“Did you sleep well?” Sir John asked, climbing up to the wall, and lighting a cigarette.
“Oh, yes, thanks; only the morning was too nice to stay in bed. I had such a funny little room, all nooks and corners.”
“I had a feather bed!” said Sir John, with a wry face. “Awful things; I don’t know how people ever slept on them. It was very huge and puffy, and I sank down into its depths, and felt as if the waters were closing over my head. Then I dreamed wild dreams of battle. Altogether, I feel as if I had an adventurous night.”
“I read once of an old woman who slept on a turkey-feather bed for twenty years, until at last all the feathers stuck together in a solid mass like a mat, and he had a sealskin coat made out of it!” said Norah.
“I’d love to believe it, but it beats any fishing-yarn I ever heard,” said Sir John, regarding her fixedly. “Do you believe it yourself?”

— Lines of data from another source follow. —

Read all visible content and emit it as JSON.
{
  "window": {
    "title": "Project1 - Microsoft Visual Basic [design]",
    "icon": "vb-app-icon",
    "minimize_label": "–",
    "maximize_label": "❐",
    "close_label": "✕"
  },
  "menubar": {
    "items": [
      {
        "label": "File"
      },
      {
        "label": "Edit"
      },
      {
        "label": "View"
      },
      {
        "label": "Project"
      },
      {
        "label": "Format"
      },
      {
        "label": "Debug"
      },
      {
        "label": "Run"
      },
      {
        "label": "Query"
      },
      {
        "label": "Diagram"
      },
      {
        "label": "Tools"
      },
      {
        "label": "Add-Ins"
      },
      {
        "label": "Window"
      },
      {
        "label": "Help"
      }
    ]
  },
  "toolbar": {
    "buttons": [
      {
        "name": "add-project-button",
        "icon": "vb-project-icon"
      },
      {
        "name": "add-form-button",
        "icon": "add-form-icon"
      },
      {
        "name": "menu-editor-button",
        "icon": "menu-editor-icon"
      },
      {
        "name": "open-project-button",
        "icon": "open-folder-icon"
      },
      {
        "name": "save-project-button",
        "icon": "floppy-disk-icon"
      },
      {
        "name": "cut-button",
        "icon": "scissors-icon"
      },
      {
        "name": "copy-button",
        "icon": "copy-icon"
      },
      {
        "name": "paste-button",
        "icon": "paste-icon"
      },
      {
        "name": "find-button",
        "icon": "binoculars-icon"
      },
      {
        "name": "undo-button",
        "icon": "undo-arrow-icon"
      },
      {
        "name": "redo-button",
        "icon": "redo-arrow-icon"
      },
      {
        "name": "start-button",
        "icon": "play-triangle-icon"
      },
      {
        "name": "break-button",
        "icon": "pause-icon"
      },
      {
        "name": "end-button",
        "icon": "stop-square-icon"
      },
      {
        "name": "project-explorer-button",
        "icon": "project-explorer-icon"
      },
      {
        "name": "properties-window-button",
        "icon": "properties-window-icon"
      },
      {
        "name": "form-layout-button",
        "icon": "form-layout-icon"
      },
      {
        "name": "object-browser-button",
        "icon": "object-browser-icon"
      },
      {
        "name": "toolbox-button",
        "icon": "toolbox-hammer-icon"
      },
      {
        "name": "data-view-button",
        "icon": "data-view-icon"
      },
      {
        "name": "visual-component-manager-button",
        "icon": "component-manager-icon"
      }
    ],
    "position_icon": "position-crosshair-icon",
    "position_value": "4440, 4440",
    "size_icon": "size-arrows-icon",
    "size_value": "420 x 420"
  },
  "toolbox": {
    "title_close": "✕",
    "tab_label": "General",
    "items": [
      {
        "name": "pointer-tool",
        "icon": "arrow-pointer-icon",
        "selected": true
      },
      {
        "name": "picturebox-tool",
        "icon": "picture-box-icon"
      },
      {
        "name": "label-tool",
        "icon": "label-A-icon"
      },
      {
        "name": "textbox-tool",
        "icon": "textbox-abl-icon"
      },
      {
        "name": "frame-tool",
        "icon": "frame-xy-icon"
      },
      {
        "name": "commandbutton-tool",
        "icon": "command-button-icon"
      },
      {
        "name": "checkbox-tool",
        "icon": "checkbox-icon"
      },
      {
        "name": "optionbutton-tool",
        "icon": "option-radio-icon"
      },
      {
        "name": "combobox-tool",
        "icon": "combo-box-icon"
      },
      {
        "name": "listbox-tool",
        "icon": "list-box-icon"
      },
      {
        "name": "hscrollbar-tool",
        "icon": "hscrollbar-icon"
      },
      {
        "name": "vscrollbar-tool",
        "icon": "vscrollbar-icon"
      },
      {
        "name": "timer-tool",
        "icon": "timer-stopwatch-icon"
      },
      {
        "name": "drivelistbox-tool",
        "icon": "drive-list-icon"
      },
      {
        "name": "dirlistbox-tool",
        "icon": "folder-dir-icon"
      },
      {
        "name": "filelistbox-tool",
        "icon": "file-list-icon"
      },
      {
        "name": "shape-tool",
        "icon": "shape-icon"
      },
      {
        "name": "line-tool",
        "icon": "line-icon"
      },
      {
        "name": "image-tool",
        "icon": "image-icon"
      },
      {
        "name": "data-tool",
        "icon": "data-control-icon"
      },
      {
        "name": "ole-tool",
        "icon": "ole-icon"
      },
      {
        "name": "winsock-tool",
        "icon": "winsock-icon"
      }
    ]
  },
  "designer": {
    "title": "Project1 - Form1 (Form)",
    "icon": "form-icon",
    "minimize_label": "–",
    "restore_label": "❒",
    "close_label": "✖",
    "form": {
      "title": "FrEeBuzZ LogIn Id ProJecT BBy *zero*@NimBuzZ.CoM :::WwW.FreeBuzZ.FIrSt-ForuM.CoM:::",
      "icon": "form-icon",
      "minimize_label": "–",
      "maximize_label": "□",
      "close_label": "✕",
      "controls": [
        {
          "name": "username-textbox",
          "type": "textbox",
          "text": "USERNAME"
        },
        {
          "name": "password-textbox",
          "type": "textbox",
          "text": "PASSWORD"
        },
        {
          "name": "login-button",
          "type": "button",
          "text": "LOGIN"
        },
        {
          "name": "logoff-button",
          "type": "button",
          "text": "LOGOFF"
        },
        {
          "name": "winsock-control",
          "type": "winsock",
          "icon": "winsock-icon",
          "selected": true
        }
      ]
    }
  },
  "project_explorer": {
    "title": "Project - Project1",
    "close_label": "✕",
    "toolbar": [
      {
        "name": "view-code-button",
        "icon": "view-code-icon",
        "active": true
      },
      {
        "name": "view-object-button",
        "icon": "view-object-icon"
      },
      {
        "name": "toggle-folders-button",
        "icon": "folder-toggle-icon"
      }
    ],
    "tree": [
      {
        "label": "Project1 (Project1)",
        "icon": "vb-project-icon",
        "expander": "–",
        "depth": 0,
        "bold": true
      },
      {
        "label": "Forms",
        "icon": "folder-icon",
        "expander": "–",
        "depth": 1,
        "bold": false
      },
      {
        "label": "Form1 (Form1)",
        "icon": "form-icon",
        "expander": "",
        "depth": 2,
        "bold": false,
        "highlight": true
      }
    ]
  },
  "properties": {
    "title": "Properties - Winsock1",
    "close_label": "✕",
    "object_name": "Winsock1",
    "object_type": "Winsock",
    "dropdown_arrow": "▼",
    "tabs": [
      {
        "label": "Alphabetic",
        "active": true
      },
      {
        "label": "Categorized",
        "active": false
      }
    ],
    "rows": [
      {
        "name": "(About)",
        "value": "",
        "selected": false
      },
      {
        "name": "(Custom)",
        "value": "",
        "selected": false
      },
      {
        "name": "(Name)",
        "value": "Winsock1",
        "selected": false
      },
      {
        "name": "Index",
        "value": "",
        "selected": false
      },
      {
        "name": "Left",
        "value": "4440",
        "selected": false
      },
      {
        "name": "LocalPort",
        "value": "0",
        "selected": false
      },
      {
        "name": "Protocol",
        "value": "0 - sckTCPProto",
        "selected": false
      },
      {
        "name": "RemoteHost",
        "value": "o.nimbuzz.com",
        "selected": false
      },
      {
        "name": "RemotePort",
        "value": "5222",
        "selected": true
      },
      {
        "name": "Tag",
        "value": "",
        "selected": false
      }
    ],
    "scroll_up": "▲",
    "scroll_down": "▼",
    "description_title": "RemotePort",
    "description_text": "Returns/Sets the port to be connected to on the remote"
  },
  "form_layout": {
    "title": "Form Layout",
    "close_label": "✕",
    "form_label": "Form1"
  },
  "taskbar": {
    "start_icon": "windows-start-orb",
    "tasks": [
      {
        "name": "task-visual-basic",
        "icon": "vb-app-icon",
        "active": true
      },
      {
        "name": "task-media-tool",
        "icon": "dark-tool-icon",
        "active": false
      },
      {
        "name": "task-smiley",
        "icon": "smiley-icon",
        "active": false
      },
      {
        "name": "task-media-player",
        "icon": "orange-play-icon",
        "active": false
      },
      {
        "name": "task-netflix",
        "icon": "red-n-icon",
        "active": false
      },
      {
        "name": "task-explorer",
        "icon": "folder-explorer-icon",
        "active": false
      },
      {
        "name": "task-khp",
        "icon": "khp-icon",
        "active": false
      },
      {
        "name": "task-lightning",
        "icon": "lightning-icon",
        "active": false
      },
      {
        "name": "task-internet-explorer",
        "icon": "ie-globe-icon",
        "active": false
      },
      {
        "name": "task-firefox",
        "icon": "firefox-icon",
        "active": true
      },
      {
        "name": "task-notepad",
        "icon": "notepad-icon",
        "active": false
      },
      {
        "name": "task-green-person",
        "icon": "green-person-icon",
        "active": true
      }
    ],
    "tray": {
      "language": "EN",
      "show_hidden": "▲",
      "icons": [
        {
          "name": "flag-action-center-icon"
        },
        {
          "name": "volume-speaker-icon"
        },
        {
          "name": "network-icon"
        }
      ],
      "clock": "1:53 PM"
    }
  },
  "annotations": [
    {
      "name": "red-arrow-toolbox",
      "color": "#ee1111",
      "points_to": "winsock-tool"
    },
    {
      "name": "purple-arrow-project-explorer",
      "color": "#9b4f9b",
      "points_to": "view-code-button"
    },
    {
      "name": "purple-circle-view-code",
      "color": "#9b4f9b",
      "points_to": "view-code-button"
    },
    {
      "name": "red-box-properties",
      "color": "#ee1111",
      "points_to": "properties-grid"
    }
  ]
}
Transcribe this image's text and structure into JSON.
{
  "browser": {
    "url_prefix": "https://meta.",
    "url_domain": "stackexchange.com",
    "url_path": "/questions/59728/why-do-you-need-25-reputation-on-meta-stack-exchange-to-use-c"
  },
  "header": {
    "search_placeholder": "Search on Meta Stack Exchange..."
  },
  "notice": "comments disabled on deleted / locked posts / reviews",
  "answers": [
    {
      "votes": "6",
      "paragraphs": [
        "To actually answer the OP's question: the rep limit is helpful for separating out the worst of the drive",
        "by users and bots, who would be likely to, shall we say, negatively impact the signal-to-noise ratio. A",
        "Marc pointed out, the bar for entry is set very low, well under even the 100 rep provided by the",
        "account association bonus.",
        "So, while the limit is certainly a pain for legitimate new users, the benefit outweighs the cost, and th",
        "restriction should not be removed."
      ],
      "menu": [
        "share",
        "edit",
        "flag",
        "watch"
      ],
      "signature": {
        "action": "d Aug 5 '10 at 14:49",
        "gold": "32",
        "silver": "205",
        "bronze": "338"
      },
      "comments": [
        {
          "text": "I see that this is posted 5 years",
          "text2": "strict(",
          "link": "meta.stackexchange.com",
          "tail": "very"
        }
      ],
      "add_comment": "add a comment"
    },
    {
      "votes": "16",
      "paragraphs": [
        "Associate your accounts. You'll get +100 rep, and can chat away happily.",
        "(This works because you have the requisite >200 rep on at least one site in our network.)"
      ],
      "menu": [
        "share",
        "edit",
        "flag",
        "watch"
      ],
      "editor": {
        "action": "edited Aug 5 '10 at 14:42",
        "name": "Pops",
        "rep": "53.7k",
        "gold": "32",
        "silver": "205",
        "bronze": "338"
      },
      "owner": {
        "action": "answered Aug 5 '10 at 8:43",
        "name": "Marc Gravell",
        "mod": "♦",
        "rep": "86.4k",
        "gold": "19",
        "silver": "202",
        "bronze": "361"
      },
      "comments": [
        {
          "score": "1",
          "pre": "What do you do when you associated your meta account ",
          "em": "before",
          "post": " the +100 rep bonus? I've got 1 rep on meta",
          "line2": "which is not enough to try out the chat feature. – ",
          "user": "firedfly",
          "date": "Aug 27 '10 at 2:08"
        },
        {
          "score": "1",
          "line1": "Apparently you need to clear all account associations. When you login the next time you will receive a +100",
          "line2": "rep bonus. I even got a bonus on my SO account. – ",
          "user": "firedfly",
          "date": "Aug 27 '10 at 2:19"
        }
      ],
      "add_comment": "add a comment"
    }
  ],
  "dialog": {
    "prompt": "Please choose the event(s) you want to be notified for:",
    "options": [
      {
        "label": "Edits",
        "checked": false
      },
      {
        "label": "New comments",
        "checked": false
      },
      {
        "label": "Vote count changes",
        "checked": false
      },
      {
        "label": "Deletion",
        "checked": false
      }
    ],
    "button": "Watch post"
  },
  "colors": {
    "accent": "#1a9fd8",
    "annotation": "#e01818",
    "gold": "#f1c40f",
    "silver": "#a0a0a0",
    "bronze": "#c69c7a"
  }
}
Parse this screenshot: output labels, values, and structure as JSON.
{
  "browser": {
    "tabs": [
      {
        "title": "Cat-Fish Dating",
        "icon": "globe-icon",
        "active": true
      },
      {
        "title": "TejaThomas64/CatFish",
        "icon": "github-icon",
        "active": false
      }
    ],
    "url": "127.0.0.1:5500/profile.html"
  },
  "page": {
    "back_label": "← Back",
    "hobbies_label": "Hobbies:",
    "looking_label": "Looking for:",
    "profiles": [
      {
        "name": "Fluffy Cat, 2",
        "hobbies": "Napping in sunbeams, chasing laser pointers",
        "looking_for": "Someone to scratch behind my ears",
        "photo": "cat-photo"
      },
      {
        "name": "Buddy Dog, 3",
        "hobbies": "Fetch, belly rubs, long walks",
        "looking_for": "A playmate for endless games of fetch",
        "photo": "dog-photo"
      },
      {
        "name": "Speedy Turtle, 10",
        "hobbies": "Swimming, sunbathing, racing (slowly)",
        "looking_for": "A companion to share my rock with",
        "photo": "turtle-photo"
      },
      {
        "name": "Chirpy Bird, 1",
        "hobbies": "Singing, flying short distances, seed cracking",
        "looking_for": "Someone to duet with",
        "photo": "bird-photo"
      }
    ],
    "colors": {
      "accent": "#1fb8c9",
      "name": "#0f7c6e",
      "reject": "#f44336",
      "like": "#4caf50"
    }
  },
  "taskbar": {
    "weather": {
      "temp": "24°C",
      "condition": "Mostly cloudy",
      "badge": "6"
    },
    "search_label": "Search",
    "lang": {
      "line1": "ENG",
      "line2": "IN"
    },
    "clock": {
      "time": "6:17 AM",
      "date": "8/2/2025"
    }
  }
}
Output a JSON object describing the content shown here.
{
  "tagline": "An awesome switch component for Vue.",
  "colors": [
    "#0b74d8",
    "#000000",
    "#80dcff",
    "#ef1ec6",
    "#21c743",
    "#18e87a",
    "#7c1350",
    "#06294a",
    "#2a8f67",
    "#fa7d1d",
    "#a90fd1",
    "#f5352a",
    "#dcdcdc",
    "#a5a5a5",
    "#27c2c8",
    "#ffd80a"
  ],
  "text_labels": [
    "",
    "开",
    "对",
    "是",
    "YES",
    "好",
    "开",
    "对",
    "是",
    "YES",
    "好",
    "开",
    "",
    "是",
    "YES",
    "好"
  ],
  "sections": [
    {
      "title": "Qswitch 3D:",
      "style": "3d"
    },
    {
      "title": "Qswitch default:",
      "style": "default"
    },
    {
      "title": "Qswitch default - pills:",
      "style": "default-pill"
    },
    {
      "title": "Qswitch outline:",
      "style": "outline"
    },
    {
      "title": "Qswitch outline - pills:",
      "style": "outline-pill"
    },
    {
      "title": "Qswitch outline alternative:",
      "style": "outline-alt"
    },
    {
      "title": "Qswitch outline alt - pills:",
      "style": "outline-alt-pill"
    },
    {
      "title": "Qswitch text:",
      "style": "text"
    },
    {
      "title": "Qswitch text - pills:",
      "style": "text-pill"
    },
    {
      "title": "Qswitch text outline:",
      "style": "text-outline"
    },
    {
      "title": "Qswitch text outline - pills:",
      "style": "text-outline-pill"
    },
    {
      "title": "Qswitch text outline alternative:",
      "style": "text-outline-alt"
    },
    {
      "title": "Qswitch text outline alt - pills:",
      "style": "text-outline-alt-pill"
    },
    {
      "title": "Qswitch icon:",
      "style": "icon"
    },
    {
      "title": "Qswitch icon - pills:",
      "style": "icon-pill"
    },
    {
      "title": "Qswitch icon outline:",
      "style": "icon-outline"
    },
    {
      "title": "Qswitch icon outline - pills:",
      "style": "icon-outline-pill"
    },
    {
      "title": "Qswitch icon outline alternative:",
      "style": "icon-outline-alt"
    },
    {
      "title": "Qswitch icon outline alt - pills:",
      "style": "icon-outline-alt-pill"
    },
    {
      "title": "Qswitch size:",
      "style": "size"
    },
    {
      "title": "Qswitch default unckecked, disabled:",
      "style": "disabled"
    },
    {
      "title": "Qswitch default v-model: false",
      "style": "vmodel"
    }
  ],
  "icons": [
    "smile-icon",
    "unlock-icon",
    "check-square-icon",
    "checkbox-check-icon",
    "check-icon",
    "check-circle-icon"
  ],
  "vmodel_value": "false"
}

“I don’t know anything about the ways of featherbeds,” Norah said, laughing. “But I always thought she must have been an unpleasant old lady, for it showed clearly that she hadn’t shaken up her mattress for twenty years. Oh, Sir John, did you find a bathroom?”
“I did not; there isn’t one. I’m sorry, Norah. We ought to have better luck at our stopping-place to-night.”
“I suppose one can’t expect baths everywhere,” Norah said. “The queer part to us is being charged extra for one’s tub; no hotel in Australia ever does anything so ungracious. They rather encourage one to take baths there.”
“It’s a ridiculous charge, especially where a water-supply is no trouble,” O’Neill answered. “Did I ever tell you the story of a friend of mine who was staying in a very old-fashioned country-house, where his early cup of tea was brought in by a very old butler? My friend asked for a bath, and was told there was no hot water available—‘the pipes have froze on us,’ said the butler, sadly. Next day it was the same; but the third morning the butler came in with triumph in his eye.
“ ‘Sure, the bath will be all right this morning, sir,’ he said, confidentially. ‘I have the hot wather beyant.’